MANILA, Philippines - The Aquino administration is planning to borrow $750 million to $1 billion from the foreign commercial debt market this year, with fund-raising activities to start only after January, breaking away from tradition, National Treasurer Rosalia De Leon said yesterday.
“Definitely, there will be no commercial borrowing in January,” De Leon said.
For the past several years, the Philippines has been issuing sovereign bonds in January, ahead of its peers in the region.
The government is looking at raising the $750 million to $1 billion through the sale of global peso notes, which would help spare the government from foreign currency debt, De Leon said.
The $750 million to $1 billion is lower than the $1.5 billion to $2 billion planned foreign commercial borrowing for 2013, which the government announced in November.

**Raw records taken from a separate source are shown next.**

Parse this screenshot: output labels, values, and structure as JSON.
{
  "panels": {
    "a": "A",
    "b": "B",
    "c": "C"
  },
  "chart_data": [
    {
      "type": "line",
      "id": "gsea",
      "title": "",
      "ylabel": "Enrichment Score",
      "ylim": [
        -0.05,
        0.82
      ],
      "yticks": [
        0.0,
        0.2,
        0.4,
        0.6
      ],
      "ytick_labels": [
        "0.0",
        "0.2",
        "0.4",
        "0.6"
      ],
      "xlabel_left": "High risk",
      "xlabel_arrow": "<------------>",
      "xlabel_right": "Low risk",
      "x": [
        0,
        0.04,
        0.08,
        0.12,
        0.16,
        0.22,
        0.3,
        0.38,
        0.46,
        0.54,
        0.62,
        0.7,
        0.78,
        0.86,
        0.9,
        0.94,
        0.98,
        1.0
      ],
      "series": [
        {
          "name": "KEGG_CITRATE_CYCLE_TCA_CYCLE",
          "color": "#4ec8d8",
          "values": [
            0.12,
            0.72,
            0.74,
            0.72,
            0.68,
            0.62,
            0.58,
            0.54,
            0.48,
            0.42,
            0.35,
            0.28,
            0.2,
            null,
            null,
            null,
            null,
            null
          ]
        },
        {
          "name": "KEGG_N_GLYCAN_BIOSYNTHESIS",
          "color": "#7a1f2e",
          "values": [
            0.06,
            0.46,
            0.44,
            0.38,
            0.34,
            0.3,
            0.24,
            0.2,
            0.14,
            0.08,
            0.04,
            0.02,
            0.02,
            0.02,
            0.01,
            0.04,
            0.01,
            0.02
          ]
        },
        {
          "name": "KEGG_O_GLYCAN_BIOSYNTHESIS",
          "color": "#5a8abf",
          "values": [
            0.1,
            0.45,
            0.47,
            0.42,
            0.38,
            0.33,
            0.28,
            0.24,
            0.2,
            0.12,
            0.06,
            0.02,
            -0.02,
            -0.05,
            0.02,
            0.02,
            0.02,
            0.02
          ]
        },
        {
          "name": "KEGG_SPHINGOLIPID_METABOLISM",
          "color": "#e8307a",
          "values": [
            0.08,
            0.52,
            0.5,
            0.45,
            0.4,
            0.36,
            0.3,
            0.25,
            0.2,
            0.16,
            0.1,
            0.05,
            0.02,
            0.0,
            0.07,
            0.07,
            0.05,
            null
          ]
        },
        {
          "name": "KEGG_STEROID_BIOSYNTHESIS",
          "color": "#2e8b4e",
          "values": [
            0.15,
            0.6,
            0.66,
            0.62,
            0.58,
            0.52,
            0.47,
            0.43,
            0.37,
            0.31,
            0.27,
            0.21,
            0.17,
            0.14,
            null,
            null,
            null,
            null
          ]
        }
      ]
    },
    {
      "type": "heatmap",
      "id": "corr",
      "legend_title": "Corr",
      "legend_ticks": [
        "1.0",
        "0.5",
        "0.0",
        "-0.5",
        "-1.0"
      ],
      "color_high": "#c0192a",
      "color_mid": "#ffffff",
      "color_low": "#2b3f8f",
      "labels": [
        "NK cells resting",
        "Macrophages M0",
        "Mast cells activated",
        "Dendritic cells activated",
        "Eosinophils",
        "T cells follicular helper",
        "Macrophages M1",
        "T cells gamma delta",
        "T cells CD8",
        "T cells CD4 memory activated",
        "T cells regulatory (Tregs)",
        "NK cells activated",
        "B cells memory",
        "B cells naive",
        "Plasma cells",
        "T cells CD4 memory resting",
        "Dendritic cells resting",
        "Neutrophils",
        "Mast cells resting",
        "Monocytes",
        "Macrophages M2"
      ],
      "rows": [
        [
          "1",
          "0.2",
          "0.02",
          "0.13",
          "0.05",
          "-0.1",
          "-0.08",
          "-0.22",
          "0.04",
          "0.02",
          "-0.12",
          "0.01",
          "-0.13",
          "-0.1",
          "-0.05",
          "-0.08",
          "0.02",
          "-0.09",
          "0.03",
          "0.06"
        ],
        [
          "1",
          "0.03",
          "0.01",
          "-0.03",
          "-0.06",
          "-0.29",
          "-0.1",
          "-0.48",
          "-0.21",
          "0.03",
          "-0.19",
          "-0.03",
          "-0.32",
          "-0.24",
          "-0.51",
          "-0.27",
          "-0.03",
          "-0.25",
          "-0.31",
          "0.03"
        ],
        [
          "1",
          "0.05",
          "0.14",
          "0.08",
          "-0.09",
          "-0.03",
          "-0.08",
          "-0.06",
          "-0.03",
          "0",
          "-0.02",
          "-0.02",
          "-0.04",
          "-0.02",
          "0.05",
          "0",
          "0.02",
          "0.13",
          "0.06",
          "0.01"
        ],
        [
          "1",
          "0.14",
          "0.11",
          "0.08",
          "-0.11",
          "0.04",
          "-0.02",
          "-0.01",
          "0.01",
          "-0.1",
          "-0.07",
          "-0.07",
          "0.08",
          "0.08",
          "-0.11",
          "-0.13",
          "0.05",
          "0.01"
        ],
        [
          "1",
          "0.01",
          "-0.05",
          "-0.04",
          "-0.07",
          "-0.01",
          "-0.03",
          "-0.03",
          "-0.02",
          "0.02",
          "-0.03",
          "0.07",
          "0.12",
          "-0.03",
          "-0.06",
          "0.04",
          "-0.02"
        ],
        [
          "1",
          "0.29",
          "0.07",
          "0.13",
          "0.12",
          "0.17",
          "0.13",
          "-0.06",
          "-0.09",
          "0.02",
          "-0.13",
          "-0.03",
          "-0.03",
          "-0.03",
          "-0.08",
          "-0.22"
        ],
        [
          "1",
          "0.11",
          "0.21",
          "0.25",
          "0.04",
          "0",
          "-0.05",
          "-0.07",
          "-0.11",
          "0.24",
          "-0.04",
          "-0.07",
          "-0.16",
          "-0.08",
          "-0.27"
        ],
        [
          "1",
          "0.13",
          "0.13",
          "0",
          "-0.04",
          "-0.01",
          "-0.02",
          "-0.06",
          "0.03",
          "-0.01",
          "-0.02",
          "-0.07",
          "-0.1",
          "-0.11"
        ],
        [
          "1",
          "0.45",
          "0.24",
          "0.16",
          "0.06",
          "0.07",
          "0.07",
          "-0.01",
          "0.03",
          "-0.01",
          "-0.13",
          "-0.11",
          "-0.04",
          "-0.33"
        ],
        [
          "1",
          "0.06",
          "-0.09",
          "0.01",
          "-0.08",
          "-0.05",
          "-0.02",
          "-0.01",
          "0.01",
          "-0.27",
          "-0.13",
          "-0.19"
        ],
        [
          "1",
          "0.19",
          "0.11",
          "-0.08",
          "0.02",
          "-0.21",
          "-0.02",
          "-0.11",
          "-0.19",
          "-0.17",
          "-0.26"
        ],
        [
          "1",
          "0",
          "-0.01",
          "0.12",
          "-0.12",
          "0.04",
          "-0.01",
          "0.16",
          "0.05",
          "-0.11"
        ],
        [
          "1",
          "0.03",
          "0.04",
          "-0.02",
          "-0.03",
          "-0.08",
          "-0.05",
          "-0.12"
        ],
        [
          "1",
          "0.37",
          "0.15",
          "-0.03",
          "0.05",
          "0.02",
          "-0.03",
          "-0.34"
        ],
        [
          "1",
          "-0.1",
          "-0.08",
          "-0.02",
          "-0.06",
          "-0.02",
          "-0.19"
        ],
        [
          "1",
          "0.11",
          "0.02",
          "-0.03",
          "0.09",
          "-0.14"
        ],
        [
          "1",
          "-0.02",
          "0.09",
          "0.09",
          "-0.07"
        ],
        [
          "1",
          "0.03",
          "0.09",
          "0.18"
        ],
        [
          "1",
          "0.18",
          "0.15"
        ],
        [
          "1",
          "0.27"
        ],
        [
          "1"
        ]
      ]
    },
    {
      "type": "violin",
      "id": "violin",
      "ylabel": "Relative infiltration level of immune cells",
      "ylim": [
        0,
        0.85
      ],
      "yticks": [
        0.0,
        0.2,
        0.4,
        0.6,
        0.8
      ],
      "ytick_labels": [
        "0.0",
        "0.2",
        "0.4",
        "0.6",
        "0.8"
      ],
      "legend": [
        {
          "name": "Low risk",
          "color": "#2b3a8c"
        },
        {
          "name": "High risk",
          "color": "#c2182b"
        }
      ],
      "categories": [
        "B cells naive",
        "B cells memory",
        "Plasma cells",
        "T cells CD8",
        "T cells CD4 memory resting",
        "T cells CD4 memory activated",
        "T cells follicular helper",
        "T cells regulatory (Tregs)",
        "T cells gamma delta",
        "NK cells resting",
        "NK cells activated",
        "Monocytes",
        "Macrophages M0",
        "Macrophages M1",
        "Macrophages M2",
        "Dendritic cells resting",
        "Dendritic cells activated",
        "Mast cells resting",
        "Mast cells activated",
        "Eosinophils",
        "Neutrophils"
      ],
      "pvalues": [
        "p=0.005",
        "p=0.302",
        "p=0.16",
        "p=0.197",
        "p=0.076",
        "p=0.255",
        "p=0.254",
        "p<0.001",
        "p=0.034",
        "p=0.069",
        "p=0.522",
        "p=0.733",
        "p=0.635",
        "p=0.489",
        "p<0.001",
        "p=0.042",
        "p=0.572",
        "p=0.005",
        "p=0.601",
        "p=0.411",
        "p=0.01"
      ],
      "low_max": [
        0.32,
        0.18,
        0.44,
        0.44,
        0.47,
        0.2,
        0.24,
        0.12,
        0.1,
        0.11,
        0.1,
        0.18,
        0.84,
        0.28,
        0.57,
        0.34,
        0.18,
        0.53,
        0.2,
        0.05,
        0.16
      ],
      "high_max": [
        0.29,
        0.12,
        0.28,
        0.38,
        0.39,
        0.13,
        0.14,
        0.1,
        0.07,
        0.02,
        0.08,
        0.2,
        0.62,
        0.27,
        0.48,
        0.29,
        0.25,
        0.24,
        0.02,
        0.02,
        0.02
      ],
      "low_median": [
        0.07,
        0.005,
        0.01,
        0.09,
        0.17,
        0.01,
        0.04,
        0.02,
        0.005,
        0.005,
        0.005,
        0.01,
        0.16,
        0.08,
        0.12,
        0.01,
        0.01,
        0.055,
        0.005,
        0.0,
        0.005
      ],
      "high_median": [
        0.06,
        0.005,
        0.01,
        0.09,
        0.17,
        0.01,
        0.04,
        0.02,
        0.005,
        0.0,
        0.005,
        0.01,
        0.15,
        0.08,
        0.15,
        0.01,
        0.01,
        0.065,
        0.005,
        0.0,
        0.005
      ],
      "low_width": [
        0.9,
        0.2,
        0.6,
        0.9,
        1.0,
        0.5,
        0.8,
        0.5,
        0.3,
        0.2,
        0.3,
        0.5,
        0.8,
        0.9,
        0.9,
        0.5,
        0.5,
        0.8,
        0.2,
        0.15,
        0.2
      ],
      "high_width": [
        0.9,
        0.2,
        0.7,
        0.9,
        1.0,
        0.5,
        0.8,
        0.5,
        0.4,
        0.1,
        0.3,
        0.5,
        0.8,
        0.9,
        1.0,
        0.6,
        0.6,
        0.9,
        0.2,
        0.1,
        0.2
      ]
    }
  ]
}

For this year, the government has a program to source 75 percent of its funding needs from domestic sources and 25 percent from foreign lenders.
However, De Leon said the borrowing mix could change given the preference to tap the cash-rich domestic market.
The Bangko Sentral ng Pilipinas (BSP) has been encouraging the government to change its borrowing tack and borrow instead entirely from the domestic market.
This is to prevent additional dollar inflows into the country that could push the peso to appreciate further against the dollar.
De Leon said that the government’s foreign borrowings would be in the context of debt liability management instead of simply for fund-raising.
As such, it’s possible that the share of domestic funding sources would even hit 86 percent as the government strives to reduce its foreign debt.
As of end-September, the share of domestic funding has already increased to 84 percent while the share of foreign borrowings has narrowed to 16 percent.
The move is part of the Aquino administration’s efforts to focus more on domestic sources to help cushion the economy from foreign exchange fluctuation and to help ease pressure on the peso.
In 2011, the government borrowed 65 percent from the local market and 35 percent from foreign sources, an improvement from 2010’s borrowing mix of 66 percent and 34 percent, in favor of domestic sources.
For 2013, it has programmed to borrow a total of P757.8 billion, of which P189.8 billion or 25 percent will come from foreign creditors and the balance of P568 billion or 75 percent will come from domestic sources.
The government has programmed a budget deficit of P279 billion in 2012 and P241 billion in 2013.